Saturday: TBD (leading yoga teacher training all day…we finish at 6p)

THIS WEEK’S MEAL PREP

  • Make a batch of homemade granola (might try a new recipe!).
  • Clean and massage kale.
  • Cook a variation of this egg, sausage, sweet potato casserole. I’m going to omit the butternut squash and swap the spinach for turnip greens.
  • Cook a pot of rice.
  • I have about 6 overripe bananas that I’m either going to freeze for smoothies or look for something I can prep and freeze for Finn like banana waffles/pancakes/etc.

LAST WEEK’S WORKOUTS

Monday: 4.3 mile run/walk with Finn and Zoey. My neighborhood is super hilly and I just didn’t have it in me to run the uphills with the stroller on this day so we walked up all hills. It was very nice!

Tuesday: taught Strong VIBE5. We did a total body strength workout (focus on glutes for this workout) using dumbbells, a resistance band, a body bar and bodyweight. There was some cardio weaved throughout too.

Wednesday: taught circuit training at the Y. We did a circuit with jump rope, one heavy dumbbell, a bench + dumbbells, a body bar and core work on a mat. It was so good.

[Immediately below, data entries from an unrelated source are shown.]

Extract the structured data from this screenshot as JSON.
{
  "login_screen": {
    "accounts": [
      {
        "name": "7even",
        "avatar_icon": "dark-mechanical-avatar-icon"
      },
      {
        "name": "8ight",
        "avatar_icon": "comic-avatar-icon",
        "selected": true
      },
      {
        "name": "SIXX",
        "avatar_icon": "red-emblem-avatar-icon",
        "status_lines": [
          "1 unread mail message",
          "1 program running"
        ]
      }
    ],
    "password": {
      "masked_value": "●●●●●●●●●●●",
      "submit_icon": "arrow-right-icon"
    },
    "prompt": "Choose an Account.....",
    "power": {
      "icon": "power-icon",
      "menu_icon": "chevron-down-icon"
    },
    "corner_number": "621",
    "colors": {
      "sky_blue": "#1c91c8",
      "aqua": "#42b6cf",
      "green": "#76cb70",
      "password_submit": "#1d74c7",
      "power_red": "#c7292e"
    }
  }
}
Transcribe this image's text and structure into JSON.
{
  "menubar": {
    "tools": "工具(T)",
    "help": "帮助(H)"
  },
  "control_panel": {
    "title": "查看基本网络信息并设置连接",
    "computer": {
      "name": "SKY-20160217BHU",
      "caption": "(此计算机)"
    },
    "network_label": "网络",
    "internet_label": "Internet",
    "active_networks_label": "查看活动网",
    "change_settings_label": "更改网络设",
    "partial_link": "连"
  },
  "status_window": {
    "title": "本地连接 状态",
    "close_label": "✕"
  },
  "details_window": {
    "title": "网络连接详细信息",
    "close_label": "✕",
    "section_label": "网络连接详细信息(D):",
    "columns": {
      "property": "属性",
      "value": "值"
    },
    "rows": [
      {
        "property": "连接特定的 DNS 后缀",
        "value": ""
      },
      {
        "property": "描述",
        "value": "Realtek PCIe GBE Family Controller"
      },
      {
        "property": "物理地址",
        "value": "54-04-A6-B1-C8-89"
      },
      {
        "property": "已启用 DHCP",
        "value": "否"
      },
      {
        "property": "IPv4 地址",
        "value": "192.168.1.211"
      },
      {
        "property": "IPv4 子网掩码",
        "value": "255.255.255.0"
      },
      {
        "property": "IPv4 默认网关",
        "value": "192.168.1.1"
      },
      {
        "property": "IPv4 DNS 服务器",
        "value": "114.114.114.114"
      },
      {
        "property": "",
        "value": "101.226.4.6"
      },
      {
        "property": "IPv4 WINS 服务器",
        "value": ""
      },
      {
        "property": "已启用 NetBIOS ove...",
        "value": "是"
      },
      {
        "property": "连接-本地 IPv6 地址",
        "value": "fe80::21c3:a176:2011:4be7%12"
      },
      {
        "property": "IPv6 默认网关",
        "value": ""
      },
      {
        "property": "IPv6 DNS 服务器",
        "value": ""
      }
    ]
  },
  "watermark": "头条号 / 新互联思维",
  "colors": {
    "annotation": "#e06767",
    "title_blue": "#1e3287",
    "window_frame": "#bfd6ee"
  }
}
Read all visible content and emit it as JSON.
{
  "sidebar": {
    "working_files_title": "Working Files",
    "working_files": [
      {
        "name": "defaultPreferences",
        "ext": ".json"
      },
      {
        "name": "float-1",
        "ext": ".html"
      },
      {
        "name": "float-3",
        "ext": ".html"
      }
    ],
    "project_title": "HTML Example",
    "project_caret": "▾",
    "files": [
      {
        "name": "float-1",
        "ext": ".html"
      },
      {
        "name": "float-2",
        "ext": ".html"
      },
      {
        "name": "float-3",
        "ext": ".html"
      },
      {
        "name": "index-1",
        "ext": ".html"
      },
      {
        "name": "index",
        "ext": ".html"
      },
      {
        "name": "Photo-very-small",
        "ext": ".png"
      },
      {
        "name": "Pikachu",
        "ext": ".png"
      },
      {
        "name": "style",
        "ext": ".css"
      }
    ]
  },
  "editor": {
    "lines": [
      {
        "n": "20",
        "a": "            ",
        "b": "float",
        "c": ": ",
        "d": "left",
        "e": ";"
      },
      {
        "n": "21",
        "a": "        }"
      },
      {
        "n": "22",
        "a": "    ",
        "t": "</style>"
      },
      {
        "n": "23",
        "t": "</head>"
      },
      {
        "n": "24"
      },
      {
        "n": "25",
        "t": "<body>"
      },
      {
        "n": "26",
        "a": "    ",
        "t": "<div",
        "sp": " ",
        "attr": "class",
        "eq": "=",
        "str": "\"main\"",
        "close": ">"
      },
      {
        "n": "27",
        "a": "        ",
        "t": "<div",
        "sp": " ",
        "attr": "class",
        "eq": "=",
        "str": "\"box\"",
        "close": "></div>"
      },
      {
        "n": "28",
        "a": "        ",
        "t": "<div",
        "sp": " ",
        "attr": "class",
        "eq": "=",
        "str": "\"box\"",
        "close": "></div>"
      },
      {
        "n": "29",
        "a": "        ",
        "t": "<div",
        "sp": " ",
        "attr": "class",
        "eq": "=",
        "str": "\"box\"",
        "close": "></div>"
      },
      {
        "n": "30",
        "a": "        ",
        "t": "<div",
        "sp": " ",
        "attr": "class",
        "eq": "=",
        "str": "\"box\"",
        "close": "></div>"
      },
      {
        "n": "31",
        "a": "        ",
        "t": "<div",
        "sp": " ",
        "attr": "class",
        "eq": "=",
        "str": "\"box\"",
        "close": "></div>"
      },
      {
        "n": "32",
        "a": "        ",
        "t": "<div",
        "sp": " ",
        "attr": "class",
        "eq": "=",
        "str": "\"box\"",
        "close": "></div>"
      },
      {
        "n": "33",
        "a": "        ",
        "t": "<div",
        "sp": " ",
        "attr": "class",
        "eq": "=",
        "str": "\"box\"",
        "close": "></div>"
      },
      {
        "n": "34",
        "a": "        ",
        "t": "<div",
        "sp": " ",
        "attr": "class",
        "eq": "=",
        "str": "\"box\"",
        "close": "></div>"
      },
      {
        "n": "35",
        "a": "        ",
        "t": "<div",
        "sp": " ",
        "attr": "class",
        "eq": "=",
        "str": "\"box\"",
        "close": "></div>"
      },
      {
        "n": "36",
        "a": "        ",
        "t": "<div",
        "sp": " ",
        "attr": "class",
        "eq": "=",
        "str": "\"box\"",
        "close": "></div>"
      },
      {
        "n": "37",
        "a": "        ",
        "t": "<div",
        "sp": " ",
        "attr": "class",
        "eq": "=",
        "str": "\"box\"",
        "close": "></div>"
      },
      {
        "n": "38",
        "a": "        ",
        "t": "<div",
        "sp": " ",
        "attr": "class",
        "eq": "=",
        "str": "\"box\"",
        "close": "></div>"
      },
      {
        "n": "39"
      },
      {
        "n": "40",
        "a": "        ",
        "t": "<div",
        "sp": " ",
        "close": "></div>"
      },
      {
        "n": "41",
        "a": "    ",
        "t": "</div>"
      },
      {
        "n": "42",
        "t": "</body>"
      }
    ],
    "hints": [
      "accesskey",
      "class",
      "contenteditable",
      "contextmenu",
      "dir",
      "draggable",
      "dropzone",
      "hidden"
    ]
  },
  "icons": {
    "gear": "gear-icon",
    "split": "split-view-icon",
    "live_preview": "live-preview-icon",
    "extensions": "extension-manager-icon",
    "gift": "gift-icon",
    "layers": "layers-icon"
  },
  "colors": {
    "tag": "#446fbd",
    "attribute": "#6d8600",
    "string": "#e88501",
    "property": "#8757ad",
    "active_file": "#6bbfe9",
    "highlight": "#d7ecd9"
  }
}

Thursday: 3 mile run. This was my hottest run of the season so far (94 degrees) and whew! Thank goodness the humidity was low and there was a breeze. I stayed on the trails for most of it so it was shaded. I also taught 4 hot yoga classes on this day which was a marathon of a workout in itself…I don’t do the practice with them but it’s a lot of time in hot rooms, walking around, assisting, expending energy, etc.

Friday: 3 mile evening walk with Finn and Zoey. I was spent from the week of workouts/teaching and needed a low-key movement day.

Saturday: 3 mile evening walk with Finn, Virginia, Zoey and Stella (Virginia’s pup). Once again, opted to keep it low-key.

Sunday: 6.4 mile stroller run. First 3.5 miles with Zoey and then dropped her off. I planned to do 5 but I felt so good that I did a longer loop. It was a great run and definitely reinforced that my body needed that two days of active rest.

YOUR TURN

What’s on your dinner menu for the week? 

Did you prep any food this weekend? 

Any non-muffin/banana bread ideas for what to do with my overripe bananas?